Similarly, I don't understand why you're forced into a simulated HARM combat tutorial when you start the multiplayer mode, Avengers' Initiative, given the game all but insists you complete the solo campaign first. Why would anyone need another basic combat tutorial after finishing the 12-ish hour single-player content? It doesn't make sense.

As for the microtransactions? I know there's a disingenuous trend of publishers deactivating the most egregious offerings until several weeks post-launch when people like me have already scribbled up our thoughts, but right now the offerings on Marvel's Avengers' marketplace truly are "just" cosmetic, and... well, dull, quite frankly.

I don't particularly like the Hero Pass system - the individual battle passes locked to each hero - and like many of the game's live-service aspects, they feel inelegant and obtrusive, stapled onto a frame that didn't need it and can't properly support it. But the passes do offer some additional hero-specific missions, which are pretty enjoyable, so... I don't know. They're inoffensive right now - all six starting heroes boast "free" hero passes - but it'll be much harder to recommend future ones that want your real-life money (I know that completing a pass essentially "refunds" you the cost of it, but I'm not sure how feasible that is for most. We'll see, I guess.)

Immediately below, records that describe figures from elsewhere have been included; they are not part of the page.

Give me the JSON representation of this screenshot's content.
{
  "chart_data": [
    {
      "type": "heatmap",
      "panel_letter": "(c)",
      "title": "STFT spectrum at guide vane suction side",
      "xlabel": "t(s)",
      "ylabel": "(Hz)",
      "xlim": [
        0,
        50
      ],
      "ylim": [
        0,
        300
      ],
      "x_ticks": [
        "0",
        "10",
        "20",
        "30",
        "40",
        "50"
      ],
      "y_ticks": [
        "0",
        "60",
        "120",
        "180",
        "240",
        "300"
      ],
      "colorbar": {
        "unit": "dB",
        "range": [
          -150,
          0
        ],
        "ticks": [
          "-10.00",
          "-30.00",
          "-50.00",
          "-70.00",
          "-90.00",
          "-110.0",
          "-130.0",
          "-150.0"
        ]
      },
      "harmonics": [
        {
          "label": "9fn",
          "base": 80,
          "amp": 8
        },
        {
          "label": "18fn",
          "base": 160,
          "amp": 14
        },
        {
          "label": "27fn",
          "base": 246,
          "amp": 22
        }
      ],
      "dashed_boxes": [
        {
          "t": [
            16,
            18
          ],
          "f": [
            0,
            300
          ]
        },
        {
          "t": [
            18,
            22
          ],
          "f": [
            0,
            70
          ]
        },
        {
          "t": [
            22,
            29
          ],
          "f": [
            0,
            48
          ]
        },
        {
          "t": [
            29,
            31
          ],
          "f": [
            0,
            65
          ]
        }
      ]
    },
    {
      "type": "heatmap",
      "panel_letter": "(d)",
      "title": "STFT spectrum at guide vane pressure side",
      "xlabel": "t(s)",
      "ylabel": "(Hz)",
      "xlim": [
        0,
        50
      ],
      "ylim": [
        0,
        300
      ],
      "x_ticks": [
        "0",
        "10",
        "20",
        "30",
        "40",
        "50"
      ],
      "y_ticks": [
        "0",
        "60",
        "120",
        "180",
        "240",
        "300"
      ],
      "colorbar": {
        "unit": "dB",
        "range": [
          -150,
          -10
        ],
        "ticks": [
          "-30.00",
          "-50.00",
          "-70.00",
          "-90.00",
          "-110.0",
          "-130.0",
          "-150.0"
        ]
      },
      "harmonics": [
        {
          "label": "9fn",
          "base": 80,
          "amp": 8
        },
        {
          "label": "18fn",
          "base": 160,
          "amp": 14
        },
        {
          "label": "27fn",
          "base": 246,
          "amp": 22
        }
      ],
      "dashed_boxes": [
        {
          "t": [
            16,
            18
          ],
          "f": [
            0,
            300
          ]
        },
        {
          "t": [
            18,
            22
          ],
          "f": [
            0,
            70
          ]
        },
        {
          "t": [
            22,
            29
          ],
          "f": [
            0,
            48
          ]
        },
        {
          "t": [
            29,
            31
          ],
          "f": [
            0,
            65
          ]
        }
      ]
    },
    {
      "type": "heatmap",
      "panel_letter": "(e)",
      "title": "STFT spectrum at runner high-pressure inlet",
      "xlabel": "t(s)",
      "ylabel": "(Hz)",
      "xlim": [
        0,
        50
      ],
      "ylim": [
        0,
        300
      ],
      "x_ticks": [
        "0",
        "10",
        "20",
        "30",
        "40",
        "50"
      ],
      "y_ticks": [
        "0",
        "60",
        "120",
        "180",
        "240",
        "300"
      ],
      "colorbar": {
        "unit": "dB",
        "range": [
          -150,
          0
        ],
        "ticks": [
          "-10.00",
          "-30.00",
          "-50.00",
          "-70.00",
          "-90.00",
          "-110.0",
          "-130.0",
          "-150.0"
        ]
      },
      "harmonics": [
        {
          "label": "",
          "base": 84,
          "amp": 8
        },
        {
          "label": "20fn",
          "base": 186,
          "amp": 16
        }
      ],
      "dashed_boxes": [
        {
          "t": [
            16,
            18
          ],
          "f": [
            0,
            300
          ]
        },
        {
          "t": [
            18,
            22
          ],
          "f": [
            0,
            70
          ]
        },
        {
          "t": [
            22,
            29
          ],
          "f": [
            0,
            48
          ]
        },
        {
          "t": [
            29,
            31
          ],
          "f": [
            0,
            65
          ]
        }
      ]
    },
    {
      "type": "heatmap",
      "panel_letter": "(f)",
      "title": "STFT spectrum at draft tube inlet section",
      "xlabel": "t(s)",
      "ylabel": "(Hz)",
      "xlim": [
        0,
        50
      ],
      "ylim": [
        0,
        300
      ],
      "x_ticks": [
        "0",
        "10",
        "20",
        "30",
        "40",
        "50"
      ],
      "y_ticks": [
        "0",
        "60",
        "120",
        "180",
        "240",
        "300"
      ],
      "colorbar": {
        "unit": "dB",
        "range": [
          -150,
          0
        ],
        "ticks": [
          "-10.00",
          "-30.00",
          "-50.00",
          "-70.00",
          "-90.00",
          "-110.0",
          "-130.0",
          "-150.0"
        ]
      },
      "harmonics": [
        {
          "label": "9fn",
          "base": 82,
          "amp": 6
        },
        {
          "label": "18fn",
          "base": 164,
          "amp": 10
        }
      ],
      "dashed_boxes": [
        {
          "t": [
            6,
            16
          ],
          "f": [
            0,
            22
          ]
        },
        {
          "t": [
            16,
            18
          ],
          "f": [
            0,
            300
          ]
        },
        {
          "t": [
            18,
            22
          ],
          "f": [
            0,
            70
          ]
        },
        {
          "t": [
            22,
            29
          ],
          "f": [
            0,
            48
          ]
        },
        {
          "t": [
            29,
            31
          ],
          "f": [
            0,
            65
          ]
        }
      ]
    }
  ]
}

As a live-service game, you can expect lots of tweaks and changes as the weeks morph into months, but having magpied so much from those kinds of games it's left with little identity of its own. Despite the promise of its campaign, its endearing cast and impressive voice work, Marvel's Avengers is an unoriginal and uninspired affair that falls sadly short of what it could have been - what it should have been.